EU leaders are expected to acknowledge the EU Commission's aim to propose a European Sovereignty Fund, but without committing to it.

The commission has so far made no legislative proposal, and has not put forward an assessment of the IRA's impact.

There is little time to agree on any new instrument, as next year the EU will go into election mode, with a new parliament and commission to be ushered in.

"I am not sure it [the sovereignty fund] will ever see the light of day," a third EU diplomat said.
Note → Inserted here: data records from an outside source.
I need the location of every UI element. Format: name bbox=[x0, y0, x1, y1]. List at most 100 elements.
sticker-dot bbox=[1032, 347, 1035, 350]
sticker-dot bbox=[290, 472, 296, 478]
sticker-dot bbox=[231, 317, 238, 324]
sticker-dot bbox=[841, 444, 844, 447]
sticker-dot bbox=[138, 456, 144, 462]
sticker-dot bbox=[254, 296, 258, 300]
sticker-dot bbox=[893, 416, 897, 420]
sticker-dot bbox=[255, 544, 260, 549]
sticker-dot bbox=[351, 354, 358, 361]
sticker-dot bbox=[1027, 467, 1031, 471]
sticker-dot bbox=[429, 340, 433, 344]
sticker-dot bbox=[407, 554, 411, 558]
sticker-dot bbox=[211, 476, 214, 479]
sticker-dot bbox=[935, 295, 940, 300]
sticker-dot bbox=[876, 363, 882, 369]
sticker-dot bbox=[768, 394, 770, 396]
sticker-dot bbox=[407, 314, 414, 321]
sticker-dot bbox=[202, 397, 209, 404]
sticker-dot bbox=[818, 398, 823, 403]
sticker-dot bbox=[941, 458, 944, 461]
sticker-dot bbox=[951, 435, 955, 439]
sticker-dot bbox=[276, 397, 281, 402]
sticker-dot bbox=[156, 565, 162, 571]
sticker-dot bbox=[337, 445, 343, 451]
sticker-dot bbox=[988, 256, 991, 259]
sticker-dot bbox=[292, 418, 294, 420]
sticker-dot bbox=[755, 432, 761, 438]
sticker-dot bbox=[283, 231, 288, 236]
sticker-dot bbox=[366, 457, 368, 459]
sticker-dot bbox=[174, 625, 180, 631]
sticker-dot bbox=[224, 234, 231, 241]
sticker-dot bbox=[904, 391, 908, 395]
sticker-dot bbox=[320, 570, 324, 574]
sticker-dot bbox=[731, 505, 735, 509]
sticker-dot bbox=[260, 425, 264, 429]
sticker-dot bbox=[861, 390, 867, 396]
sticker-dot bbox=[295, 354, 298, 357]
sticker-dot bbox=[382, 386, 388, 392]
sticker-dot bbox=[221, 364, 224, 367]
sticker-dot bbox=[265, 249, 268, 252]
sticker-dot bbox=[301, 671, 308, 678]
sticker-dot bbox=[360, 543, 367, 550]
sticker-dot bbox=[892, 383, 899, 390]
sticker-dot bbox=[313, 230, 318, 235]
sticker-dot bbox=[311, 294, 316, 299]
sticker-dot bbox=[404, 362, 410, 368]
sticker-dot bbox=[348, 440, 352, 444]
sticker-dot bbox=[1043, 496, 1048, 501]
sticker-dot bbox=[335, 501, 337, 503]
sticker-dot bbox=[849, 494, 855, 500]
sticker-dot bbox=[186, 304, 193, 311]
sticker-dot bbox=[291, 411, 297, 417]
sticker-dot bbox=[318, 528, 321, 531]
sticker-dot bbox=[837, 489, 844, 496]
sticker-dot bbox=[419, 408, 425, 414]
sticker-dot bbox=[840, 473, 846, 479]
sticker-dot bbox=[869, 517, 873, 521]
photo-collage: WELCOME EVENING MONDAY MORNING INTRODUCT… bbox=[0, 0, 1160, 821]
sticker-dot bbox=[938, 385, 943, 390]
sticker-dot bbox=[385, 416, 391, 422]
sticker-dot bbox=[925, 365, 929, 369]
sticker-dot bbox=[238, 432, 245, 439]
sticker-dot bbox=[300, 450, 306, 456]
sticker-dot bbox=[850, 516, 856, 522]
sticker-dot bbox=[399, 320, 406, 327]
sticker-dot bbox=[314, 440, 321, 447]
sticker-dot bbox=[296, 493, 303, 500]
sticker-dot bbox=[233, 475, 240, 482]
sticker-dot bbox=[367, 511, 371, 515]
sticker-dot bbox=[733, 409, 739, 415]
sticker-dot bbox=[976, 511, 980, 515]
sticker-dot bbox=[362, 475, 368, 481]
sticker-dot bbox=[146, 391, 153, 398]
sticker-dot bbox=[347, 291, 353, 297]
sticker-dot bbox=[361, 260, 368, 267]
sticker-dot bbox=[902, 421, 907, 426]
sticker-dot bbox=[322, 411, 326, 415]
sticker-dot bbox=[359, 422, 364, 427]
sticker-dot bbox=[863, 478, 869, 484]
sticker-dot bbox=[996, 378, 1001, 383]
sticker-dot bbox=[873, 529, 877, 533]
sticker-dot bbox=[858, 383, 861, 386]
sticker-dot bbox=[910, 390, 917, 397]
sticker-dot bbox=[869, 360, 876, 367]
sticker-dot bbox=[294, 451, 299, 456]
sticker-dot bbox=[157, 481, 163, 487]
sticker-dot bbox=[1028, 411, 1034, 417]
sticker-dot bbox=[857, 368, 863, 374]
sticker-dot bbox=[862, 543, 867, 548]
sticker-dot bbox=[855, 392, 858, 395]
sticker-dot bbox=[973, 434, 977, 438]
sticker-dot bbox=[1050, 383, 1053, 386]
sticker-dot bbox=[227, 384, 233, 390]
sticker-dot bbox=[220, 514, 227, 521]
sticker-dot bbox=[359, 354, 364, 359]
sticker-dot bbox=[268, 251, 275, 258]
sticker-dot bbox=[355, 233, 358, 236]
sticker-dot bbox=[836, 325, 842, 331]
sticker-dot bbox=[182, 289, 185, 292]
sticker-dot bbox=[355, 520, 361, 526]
The absorption of the Covid-19 recovery fund by countries' economies — using and accessing the actual money — has proven to be a problem for several member states. These countries would like to extend the deadline to commit the recovery funds beyond 2026, diplomats said on Wednesday. An extension could be one way of throwing a lifeline to troubled sectors or companies impacted by the IRA.

Bending rules

The EU amended its subsidy regime three times in the last three years, first in response to the Covid-19 pandemic, then the energy crisis, and now in response to the IRA.

EU Commission vice-president Margarethe Vestager last month said that the EU executive had approved €672bn state aid for EU governments under its latest crisis mechanism adopted after Russia's invasion of Ukraine.

More than two-thirds of that approved state subsidy had been used up by Germany (53 percent) and France (24 percent), followed by Italy with over 7 percent, according to a letter sent by Vestager to member states' governments.

"Mega investments are related to a couple of member states, it is crucial that all EU countries have access to funds," the third diplomat warned.

The economy ministers of France and Germany said on Monday that the US had agreed to address European concerns over the IRA but added that their talks with US officials in Washington did not yield any concrete proposals.

Bruno Le Maire, France's economy minister, said he and his German counterpart Robert Habeck had achieved "substantive progress" in their talks in Washington and won "assurances" that the US would seek to alleviate European concerns, Reuters reported.